Auf der Suche nach Kontinuität! HSG Wetzlar vor Ligaduell mit VfL Gummersbach mit Personalproblemen

DKB Handball-Bundesliga

Alois Mraz und Fannar Fridgeirsson angeschlagen – Daniel Valo fällt Samstag komplett aus

Durch ein Wellenbad der Gefühle treibt der Erstligist HSG Wetzlar derzeit die Handball-Fans in Mittelhessen. Auf eine verdiente Heimniederlage gegen den TSV Hannover-Burgdorf am 8. Spieltag folgte wenige Tage ein Überraschungserfolg beim favorisierten Ligakonkurrenten SC Magdeburg.
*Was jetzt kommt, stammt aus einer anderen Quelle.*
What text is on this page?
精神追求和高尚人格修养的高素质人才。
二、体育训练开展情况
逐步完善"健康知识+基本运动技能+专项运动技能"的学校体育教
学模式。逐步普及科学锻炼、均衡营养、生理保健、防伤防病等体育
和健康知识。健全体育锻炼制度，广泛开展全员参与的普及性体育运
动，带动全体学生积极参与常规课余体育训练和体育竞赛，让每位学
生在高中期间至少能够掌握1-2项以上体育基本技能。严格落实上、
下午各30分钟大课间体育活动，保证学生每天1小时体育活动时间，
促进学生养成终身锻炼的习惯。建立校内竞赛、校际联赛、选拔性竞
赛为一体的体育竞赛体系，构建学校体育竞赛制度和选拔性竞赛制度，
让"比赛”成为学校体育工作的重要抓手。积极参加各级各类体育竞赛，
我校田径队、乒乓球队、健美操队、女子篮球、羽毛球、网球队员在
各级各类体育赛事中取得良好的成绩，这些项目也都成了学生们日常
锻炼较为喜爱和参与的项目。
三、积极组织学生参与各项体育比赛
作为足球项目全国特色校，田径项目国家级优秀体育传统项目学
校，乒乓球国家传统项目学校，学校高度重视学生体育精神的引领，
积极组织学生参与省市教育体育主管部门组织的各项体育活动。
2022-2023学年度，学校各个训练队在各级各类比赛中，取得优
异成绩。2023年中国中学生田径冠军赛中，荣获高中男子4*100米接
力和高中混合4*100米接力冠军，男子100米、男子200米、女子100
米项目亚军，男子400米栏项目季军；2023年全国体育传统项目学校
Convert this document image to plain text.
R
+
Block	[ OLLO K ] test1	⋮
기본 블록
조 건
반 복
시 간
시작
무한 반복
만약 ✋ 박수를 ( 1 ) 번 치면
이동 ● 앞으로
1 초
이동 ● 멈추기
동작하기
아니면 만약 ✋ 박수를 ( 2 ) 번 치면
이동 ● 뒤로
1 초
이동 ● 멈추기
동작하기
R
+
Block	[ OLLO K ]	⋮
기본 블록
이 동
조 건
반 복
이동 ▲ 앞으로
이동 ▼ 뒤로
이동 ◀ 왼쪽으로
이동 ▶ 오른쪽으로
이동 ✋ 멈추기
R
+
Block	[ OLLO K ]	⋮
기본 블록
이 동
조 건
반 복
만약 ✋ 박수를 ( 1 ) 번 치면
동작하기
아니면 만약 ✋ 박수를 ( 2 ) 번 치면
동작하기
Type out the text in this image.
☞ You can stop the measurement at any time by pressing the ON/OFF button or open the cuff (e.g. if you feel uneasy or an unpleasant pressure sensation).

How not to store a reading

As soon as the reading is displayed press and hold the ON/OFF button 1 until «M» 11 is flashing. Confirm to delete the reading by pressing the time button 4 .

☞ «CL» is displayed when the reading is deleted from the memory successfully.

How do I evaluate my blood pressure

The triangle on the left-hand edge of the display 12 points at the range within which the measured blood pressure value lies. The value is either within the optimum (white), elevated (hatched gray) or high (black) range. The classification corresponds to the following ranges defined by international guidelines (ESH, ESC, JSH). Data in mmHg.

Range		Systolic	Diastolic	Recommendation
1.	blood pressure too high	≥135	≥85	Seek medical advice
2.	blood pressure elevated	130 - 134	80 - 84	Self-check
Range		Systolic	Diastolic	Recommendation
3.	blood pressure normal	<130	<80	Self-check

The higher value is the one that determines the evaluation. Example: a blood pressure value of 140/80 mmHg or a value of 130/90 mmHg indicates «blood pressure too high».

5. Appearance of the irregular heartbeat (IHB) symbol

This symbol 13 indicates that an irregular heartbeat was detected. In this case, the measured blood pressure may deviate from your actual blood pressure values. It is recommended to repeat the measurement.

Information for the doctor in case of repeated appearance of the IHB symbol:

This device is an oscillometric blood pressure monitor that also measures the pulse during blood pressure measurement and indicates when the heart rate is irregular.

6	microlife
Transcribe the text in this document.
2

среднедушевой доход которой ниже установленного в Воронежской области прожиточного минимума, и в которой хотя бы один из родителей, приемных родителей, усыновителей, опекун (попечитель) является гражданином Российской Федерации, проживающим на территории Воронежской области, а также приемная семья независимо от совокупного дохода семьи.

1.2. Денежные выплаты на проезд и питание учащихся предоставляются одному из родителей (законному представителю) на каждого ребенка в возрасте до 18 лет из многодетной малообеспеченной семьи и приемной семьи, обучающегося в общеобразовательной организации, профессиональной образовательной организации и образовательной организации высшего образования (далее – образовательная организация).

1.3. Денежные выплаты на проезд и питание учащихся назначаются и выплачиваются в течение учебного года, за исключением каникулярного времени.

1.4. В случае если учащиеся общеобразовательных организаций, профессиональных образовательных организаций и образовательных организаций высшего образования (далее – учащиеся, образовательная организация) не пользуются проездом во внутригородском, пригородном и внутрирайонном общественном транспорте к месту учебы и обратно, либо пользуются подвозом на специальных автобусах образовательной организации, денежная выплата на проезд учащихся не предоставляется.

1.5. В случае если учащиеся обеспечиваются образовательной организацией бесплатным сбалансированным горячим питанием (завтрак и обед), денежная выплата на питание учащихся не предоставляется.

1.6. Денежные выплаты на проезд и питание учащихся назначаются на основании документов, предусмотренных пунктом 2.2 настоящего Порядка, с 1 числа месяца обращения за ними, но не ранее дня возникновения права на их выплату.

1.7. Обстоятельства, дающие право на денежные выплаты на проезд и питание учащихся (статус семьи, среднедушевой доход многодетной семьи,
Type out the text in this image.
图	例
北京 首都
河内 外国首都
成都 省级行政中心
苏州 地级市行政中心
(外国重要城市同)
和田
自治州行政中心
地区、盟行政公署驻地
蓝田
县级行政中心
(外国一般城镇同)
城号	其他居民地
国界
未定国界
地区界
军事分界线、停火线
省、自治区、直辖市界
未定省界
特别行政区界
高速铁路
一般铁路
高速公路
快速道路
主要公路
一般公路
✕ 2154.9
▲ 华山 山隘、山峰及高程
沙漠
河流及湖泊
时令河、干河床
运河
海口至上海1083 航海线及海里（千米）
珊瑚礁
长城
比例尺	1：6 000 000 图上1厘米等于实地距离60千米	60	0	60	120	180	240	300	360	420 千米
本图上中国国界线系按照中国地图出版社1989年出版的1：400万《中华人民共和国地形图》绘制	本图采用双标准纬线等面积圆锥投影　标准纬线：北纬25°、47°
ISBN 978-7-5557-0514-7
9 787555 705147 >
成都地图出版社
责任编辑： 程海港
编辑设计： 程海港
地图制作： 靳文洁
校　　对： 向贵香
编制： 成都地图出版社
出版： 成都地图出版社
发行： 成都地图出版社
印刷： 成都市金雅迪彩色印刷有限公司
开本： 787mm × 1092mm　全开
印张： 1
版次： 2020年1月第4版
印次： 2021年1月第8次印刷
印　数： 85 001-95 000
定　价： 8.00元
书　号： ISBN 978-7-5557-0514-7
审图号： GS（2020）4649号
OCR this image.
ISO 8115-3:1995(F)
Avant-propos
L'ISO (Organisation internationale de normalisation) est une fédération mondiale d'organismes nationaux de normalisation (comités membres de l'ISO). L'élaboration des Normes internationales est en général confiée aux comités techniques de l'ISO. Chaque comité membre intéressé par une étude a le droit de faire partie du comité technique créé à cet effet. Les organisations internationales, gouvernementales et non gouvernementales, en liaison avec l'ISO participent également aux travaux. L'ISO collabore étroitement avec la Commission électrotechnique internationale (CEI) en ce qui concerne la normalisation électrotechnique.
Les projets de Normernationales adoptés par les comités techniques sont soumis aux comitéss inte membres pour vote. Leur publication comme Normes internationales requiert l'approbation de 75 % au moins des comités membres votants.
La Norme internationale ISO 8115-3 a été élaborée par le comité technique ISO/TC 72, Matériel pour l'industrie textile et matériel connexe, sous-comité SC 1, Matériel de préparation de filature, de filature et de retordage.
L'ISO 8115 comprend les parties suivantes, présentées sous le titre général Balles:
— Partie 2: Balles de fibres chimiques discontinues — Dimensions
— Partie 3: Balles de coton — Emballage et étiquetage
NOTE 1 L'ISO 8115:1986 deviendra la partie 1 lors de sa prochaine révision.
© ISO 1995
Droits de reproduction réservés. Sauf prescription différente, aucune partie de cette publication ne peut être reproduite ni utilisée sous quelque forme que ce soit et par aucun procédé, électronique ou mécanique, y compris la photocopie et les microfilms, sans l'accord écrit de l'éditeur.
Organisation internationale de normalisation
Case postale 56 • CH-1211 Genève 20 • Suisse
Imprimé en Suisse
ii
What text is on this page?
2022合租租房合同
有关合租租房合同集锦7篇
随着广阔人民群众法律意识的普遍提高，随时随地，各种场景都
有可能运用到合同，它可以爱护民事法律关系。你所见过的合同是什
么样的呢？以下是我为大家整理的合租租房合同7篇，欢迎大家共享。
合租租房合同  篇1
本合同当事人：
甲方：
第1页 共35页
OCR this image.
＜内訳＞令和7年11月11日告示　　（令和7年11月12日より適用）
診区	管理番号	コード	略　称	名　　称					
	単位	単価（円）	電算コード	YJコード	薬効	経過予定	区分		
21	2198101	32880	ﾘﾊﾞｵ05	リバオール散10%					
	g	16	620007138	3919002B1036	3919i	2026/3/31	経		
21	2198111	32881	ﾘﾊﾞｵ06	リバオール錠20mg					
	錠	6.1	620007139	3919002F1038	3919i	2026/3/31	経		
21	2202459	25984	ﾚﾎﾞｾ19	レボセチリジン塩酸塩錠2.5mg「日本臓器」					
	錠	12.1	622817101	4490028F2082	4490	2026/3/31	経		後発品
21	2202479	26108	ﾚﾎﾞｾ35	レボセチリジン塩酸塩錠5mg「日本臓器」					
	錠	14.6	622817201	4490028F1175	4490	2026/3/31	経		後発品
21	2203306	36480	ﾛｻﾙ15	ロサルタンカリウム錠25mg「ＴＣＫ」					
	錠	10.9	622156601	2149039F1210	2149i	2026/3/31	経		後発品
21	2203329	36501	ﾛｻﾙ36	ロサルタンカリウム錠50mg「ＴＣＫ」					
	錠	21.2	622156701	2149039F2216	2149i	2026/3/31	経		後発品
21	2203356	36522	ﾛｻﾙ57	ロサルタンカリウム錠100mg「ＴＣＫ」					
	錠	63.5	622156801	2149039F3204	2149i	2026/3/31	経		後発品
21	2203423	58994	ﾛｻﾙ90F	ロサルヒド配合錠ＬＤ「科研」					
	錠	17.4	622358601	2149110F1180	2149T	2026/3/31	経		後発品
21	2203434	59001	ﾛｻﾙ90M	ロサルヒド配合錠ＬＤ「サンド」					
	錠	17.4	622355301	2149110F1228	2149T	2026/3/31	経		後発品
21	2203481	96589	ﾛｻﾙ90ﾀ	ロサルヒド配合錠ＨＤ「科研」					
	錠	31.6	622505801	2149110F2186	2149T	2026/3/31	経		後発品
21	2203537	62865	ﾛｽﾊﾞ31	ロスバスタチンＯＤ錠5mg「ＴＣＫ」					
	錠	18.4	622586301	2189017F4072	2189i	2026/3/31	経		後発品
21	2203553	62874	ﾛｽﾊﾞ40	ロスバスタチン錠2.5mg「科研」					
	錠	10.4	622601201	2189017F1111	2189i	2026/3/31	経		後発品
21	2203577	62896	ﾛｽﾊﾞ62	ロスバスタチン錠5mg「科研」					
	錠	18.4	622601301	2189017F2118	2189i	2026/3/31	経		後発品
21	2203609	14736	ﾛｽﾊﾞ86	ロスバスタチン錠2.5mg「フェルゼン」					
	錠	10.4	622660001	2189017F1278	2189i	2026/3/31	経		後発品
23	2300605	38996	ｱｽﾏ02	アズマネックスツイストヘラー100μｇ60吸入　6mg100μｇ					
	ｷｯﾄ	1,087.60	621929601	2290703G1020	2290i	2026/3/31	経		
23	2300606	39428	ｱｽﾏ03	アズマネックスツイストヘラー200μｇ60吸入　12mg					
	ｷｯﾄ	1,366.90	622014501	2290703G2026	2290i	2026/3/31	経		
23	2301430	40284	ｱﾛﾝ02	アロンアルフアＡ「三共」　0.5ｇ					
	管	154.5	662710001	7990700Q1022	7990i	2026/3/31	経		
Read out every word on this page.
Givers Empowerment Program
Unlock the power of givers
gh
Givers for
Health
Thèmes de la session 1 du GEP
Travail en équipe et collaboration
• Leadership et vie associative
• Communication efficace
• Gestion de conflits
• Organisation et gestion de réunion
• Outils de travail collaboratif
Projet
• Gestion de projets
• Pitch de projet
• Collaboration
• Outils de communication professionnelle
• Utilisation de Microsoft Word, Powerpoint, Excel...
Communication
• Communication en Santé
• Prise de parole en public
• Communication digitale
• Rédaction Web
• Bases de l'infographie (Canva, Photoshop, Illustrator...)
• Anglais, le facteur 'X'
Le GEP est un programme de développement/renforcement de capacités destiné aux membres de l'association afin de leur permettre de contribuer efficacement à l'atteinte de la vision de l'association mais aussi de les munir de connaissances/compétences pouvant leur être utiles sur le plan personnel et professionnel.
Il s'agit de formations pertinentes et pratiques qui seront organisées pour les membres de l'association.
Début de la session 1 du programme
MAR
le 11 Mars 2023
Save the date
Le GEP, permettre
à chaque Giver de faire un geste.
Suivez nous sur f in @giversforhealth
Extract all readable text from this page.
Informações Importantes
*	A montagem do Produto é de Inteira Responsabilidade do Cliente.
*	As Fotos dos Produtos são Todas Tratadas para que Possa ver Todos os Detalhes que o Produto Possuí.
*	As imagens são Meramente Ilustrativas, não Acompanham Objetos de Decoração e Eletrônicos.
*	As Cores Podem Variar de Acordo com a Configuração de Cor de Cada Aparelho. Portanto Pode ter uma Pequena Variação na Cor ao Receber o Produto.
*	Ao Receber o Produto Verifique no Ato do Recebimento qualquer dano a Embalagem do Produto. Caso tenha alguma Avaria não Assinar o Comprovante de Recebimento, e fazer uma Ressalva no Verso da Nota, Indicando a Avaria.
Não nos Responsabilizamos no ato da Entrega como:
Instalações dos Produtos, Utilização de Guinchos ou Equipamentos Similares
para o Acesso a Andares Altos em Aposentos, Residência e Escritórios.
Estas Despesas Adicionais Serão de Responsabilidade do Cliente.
Doch Mitte dieser Woche gab es dann den nächsten Nackenschlag für die Grün-Weißen. In der 3. Runde des DHB-Pokals unterlagen die Müller, Weber & Co. beim Zweitligisten VfL Bad Schwartau mit 30:33 und schieden somit überraschend frühzeitig aus dem Wettbewerb aus. Am Samstag steht für den aktuellen Tabellenfünften der Liga nunmehr das schwere Heimspiel gegen den VfL Gummersbach an. Anwurf der Partie ist um 19 Uhr in der Rittal Arena Wetzlar.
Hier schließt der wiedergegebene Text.